2.5.2. Binding Energies and Structural Considerations

Table 3 summarizes the data concerning the details of the complexes without counterions, including structural information and changes in the Gibbs free energy of binding (ΔGb) values. The smallest complex, V-HMBS, which features a single aromatic ring in its HMBS structure, exhibited the lowest change in the Gibbs free energy of binding (−29.54 kJ mol−1). Its simple square pyramidal geometry allows access to sterically hindered regions of HSA, while simultaneously limiting interaction possibilities. The most voluminous complex, Ni-HMBS, which contains ligands with six aromatic rings, displayed a binding energy nearly equivalent to V-HMBS (−29.37 kJ mol−1). While these values are lower than those of the other three complexes, they remain in the higher part of the range, between 18 and 34 kJ mol−1 [34,43,44,45], obtained from the literature values for similar pyridoxal semicarbazone-based complexes.
Interestingly, neither the size, type, nor valence of the central metal ion significantly influenced the binding energy. Instead, the presence of NO3 ligands appeared to play a decisive role. The complexes containing nitrato ligands exhibited significantly higher absolute binding energies, exceeding 37 kJ mol−1. Notably, the binding free energy showed a strong dependence on the presence of these ligands, suggesting that NO3 anions contribute substantially to the strength of the interactions. In the experimental study by Papadopoulos and coworkers, copper(II) complexes with 5–fluoro–salicylaldehyde containing nitrato ligands had higher binding constants towards BSA than complexes with chlorido ligands [46].
Table 3. Structural information and changes in Gibbs free binding energies.
Table 3. Structural information and changes in Gibbs free binding energies.
No.LigandCMICNR(CMI) (pm)The Structure Used for Docking∆Gb (kJ mol−1)
1Dy-HMBS-12Dy(+3)9122.3 CR[Dy2(HMBS)2(NO3)2(H2O)3]2+−37.07
2Dy-HMBS-22Dy(+3)9122.3 CR[Dy2(HMBSs)2(NO3)4]−44.35
3Er-HMBS2Er(+3)9106.2 IR[Er2(HMBS)2(NO3)4]−43.60
4Ni-HMBS2Ni(+2)683.0 CR[Ni2(HMBS)2(bpy)2] 2+−29.37
5V-HMBSV(+5)546.0 IR[VO2(HMBS)]−29.54
The coefficient 2 in front of the central metal ion (CMI) indicates that the complex is binuclear. CN represents the coordination number, R(CMI) denotes the ionic radius of the central metal ion in the low-spin (ls) state [47], CR refers to the crystal radius when the crystal structure is used for docking calculations, and IR corresponds to the effective ionic radius when the optimized structures are employed for docking studies. bpy stands for the bipyridine ligand, while HMBS represents the hydroxy-3-methoxybenzaldehyde semicarbazone ligand. ΔGb refers to the theoretically calculated change in the Gibbs free energy of binding.
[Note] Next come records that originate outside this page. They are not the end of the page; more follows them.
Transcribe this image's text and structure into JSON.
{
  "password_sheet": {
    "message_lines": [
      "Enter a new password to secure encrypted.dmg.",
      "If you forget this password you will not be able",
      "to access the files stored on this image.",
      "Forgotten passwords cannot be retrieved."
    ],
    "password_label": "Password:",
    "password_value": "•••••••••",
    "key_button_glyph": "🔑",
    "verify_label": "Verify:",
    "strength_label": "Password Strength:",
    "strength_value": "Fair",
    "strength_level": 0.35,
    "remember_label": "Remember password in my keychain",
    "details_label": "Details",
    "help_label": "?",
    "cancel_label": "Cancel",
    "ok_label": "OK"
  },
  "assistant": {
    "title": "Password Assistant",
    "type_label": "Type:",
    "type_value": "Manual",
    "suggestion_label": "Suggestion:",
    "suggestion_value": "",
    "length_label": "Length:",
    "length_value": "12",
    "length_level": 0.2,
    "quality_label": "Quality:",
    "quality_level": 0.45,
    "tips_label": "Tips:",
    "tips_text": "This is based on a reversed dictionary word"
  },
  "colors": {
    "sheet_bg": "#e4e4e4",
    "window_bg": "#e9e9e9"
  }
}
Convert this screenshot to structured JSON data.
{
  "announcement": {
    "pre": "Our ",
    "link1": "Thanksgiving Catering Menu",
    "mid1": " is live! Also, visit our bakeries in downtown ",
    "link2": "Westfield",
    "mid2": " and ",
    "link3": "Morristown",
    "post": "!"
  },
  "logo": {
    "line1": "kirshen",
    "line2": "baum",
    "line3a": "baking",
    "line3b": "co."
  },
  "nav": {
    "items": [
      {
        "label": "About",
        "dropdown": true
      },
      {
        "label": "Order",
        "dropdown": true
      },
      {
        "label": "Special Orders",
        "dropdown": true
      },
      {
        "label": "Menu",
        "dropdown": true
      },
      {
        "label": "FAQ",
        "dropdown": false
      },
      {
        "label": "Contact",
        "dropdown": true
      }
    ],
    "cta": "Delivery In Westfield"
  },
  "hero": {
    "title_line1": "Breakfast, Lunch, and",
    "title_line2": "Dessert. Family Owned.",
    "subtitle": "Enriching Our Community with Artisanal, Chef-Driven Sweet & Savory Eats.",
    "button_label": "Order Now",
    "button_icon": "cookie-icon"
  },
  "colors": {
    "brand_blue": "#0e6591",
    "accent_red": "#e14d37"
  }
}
2.5.3. Interaction Patterns and Binding Site Specificity

Previous studies have demonstrated that metal complexes containing HMBS preferentially bind to the FA8 site. The steric effect confines bulky complexes to the periphery of the FA8 binding region. In complexes incorporating NO3 ions, the HMBS ligand positions the central metal ion in a planar arrangement, while the nitrato ligands extend above and below this plane. This orientation exposes ions to the surrounding polar and charged amino acids at the FA8 binding site’s edge. Each NO3 ion participates in an average of eight strong electrostatic and hydrogen bond interactions.
Repulsive interactions were also identified, averaging one or two per NO3 ion. Specifically, NO3 ions exhibited repulsive interactions with positively charged amino acid groups, including -NH3 (Lys195) and -C(NH2)2 (Arg218, Arg222). However, Arg218 also demonstrated electrostatic attraction to the benzene π-electron system of the HMBS ligand. Additionally, the NH2 and NH groups of HMBS occasionally formed hydrogen bonds with the carboxyl and carbonyl groups of Glu292 and Pro339, respectively. Notably, a single repulsive interaction involving an NH group of the chelating ligand occurred exclusively in the Er-HMBS complex when it approached the -C(NH2)2 group of Arg218.
In the Dy-HMBS-1, Dy-HMBS-2, and Er-HMBS complexes, nitrato ligands formed an extensive network of strong electrostatic attractions among themselves and with the surrounding amino acids, effectively neutralizing the influence of a few repulsive interactions. The amino acids Lys195, Arg218, and Arg222 are characterized by their strong tendency to form electrostatic interactions with NO3 ions due to the presence of the -C(NH2)2+ and -NH3+ charged groups. The NH and CH groups allow them to participate in hydrogen bonding with NO3, however, hydrogen bonding is more characteristic of Asn295, Glu294, and Glu292. NO3 ions acted as electrostatic shields for the remainder of the complexes. This shielding effect was so pronounced that only the N-H group of the ligand in Dy-HMBS-1 successfully engaged in an attractive electrostatic interaction with the carboxyl group of Glu292, facilitated by the simultaneous hydrogen bonding of Glu292 with a neighboring NH2 group. Hydrogen bonding interactions were also observed between heteroatoms in the HMBS ligand and amino acid residues, including Asn295 (amine N-H group), Pro339 (C=O group), Lys295 (NH3 group), Arg218 (NH2 group), and Glu292 (C=O group). Weaker carbon-hydrogen bonding interactions involved Glu292, Glu294, Glu221, and Cys448. Notably, the presence of NO3 ions suppressed hydrophobic interactions, which dominated in complexes lacking NO3, such as Ni-HMBS and V-HMBS.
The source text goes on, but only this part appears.